Tampaknya, para elit ini harus belajar dari kisah Umar bin Abdul Aziz kala menjabat sebagai Khalifah Dinasti Umayyah.

Melansir laman NU, dikisahkan, ketika pertama kali menjabat Khalifah, satu hal pertama yang dilakukan pertama kali ialah melarang keluarganya hidup mewah.

Istrinya, Fatimah binti Abdul Malik, diminta melepas semua perhiasan yang menempel di tubuhnya.

Kisah ini terungkap dalam Kitab Tarikhul Khulafa, (Jeddah, KSA, Darul Minhaj, cetakan II, halaman 379), karya Imam Jalaluddin Abdurrahman bin Abu Bakar As-Suyuthi.

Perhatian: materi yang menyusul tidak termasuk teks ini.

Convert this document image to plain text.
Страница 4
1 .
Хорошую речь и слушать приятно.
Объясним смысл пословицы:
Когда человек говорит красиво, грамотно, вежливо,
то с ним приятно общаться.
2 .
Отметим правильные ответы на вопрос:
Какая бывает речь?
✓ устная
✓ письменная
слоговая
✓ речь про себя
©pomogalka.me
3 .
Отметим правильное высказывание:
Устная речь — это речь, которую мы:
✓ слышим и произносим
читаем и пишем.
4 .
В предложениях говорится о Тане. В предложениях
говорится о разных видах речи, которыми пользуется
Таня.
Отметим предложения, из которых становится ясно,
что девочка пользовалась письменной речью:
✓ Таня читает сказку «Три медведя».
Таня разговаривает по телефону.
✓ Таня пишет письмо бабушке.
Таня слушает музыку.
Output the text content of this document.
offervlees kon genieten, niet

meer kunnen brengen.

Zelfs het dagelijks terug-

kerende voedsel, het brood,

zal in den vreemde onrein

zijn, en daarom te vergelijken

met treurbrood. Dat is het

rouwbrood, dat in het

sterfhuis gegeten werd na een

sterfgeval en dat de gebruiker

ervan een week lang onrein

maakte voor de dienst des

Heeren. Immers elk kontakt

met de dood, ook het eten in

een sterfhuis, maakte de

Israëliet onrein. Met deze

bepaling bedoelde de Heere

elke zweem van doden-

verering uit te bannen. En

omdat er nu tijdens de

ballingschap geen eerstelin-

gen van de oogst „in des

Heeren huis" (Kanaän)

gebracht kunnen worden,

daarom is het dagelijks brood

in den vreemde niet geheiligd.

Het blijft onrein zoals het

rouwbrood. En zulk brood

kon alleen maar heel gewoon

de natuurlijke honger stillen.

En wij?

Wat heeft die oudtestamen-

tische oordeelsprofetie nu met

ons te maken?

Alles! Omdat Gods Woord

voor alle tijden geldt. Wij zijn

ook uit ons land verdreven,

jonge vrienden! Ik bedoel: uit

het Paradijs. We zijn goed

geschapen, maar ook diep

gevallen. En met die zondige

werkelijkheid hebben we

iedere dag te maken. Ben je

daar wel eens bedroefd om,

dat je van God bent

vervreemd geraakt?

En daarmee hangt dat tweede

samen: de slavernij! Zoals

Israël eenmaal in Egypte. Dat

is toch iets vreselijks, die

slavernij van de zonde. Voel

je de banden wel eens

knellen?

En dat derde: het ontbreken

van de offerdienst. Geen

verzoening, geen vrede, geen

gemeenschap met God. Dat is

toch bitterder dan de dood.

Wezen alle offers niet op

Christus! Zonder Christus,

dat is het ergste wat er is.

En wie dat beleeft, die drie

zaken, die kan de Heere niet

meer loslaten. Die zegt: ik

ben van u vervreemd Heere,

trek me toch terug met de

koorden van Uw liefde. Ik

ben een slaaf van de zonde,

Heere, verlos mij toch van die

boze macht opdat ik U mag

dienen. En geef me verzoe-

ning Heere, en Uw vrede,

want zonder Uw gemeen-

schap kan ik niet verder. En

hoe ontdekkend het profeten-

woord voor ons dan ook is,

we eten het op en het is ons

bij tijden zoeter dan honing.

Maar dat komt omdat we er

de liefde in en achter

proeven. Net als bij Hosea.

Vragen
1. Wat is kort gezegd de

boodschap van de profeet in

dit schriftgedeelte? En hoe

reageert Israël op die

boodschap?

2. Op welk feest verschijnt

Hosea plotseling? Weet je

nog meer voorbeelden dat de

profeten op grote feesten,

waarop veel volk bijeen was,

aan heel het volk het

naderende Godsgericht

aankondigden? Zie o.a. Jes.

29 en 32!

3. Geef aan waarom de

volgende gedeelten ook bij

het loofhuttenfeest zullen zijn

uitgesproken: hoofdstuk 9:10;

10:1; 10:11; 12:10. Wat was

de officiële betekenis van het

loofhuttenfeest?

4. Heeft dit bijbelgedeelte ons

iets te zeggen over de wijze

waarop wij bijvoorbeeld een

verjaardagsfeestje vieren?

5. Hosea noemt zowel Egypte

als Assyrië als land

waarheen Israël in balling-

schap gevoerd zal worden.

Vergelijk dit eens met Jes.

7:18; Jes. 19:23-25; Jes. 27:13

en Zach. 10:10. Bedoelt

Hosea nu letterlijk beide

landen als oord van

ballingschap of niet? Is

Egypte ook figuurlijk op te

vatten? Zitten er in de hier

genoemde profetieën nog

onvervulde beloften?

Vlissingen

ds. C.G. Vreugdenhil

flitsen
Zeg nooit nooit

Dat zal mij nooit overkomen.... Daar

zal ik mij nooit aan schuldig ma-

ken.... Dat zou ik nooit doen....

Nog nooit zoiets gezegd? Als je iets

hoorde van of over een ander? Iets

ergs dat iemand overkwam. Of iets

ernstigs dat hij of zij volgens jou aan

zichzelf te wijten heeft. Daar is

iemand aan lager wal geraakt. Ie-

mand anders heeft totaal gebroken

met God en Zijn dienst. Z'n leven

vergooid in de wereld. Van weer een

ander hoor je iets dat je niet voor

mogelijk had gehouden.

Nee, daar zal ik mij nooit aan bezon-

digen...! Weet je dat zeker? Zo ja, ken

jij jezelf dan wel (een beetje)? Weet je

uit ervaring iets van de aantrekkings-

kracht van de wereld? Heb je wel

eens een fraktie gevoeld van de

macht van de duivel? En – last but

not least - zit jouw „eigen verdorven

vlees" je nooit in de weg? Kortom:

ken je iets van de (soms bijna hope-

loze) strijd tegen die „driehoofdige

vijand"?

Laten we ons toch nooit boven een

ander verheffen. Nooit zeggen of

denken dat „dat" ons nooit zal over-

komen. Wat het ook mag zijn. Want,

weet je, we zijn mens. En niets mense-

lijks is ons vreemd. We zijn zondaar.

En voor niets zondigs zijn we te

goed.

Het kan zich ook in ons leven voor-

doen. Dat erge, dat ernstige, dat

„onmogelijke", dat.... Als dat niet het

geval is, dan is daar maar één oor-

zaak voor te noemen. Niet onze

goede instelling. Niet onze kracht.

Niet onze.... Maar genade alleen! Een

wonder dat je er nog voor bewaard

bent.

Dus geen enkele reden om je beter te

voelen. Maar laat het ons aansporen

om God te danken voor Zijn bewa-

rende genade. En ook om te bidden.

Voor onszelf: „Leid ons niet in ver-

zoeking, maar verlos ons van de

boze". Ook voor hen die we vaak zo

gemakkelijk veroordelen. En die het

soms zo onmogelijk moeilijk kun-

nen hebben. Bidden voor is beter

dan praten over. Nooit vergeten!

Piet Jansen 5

Dalam kitab tersebut dijelaskan, Al-Laits mengisahkan bahwa pada awal kepemimpinan Umar bin Abdul Aziz, program pertama yang dilakukannya adalah reformasi yang dimulai dari keluarganya sendiri.

Dikisahkan bahwa Khalifah Umar membersihkan dan mengambil semua harta milik keluarganya. Khalifah terbaik pada masa dinasti Bani Umayyah menamai aset keluarganya sebagai kekayaan yang diperoleh dari perbuatan tirani.

Suatu hari, seperti yang diceritakan oleh Furat bin As-Saib, Umar memerintahkan istrinya, Fatimah binti Abdul Malik, untuk memilih suaminya atau hartanya.

“Pilih olehmu, apakah kamu mengembalikan perhiasan itu ke Baitul Mal atau kamu mengizinkan aku untuk berpisah denganmu? Karena aku sangat benci ketika aku, kamu dan perhiasan berada di rumah yang sama,” kata Umar kepadanya istri.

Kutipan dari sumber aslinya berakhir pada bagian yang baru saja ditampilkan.